The within-firm CPF +19 from AN-006 has not been decomposed by repeat-vs-singleton subset; the M1-vs-M4 split above is the most natural reading of the joint pattern but is one regression short of a clean test.
6 of 7 CPF dyads have incomplete date coverage in the poll registry — the date-gap M1-vs-tracking-contract diagnostic is uninformative at CPF as a result. May indicate the registry date fields are systematically missing for CPF-route protocols (data quality, not a model artifact).

Follow-ups

Decompose AN-006's CPF +19 by repeat-vs-singleton subset (puzzle / extension): the load-bearing next test. Refit the AN-006 spec restricted to (a) singleton CPF dyads only, (b) repeat-dyad CPF protocols only. If singleton β ≫ repeat β, the M4 reading of the +19 is supported and the M1-individual structure is decoupled from the slant. If repeat β ≥ singleton β, the repeat-dyads carry the slant and M1-individual is supported. Cheap re-run of the AN-006 spec; suggested script: source/analysis/an-NNN-cpf-beta-by-dyad-multiplicity.py.

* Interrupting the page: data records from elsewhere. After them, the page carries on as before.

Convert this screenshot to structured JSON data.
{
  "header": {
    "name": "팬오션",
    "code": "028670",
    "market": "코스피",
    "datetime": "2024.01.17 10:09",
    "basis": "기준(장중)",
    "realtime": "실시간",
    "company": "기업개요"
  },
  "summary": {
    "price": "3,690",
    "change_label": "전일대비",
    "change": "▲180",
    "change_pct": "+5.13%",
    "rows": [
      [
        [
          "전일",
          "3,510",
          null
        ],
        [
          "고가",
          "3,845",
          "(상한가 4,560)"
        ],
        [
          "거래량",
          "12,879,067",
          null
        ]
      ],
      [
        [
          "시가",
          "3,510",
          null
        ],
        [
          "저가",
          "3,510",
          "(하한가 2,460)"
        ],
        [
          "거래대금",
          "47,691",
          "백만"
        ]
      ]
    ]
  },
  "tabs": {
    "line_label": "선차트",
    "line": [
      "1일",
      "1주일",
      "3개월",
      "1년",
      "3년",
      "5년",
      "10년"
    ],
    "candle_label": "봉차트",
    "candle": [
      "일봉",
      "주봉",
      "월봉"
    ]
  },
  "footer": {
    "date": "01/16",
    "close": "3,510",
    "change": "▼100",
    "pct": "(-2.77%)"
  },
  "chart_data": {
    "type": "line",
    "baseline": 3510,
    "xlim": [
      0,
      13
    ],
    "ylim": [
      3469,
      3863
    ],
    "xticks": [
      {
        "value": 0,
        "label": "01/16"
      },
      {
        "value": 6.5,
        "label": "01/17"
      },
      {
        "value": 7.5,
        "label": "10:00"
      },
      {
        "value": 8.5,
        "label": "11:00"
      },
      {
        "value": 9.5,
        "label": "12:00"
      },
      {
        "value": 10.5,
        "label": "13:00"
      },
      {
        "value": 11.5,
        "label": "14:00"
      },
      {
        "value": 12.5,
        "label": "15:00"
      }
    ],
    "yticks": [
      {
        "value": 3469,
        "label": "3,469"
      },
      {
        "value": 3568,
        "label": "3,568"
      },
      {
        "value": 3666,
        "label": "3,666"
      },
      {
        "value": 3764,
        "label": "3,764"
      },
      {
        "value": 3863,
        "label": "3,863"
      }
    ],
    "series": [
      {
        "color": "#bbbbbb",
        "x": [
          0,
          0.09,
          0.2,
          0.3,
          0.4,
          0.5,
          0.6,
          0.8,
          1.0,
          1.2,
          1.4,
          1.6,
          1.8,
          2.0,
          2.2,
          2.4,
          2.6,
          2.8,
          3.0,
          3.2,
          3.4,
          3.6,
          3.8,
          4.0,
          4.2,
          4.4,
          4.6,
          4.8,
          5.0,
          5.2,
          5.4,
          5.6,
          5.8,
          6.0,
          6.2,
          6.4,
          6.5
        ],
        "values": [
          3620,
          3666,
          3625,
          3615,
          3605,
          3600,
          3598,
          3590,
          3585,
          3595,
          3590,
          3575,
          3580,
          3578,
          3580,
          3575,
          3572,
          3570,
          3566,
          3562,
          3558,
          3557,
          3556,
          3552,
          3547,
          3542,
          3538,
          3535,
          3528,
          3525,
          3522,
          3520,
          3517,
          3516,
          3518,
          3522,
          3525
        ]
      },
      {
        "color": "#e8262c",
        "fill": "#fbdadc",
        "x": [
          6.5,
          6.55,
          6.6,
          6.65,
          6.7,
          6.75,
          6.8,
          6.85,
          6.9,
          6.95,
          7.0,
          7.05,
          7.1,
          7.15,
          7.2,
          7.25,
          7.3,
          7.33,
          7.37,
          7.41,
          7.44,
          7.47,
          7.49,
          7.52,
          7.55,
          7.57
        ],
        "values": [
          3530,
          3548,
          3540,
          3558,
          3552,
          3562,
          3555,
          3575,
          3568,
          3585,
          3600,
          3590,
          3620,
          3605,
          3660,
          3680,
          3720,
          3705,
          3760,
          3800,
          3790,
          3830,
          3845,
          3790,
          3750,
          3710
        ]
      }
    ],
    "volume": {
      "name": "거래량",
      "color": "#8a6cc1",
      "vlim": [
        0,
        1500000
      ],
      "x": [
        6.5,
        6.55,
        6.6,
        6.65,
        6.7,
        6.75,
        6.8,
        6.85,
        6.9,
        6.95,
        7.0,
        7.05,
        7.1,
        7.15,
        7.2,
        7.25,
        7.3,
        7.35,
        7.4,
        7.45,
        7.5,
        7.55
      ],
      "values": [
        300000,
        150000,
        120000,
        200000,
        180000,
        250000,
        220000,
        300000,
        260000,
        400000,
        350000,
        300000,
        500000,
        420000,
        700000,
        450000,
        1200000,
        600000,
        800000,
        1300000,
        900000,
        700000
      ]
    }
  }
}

Date-field coverage diagnostic for CPF protocols (puzzle): 6 of 7 CPF repeat dyads have missing date_registered on at least one side. Check whether date_registered and date_end are systematically more missing on CPF-route protocols across the full sponsor parquet — if so, the missingness is a route- specific data-quality signal worth understanding (possibly a registration-form variant). Cheap data check; ~30 min.
Same diagnostic on AN-016's β-tail firms (extension): for the high-β small-firm tail (METHODUS, CAMARGO E MEDINA, BRASLOPES, etc. — AN-073's "low-HHI, high-β" cell), tabulate their CPF-route repeat-dyad structure specifically. If those firms have zero CPF repeat dyads, the M4 reading of the +19 gains weight by direct evidence. ~30 min.
2020 cross-cycle dyad recurrence (blind spot): AN-074 is single-cycle. The gold-standard M1-individual test is whether (firm × candidate) dyads recur across 2020 → 2024. Within-cycle repeats can be either separate decisions or a single tracking contract; cross-cycle repeats are unambiguously separate decisions. Parked pending harmonized 2020 sponsor data.
CENSUS / EVA FRANCIELI / AR7 selection diagnostic (puzzle): AN-073, AN-074, and AN-071 all flag the same small group of firms with anomalous β. AR7 with 3 CPF repeat dyads but β = −2.36 is another data point for the suspected- selection story. Already on todo.md — AN-074 raises its priority further.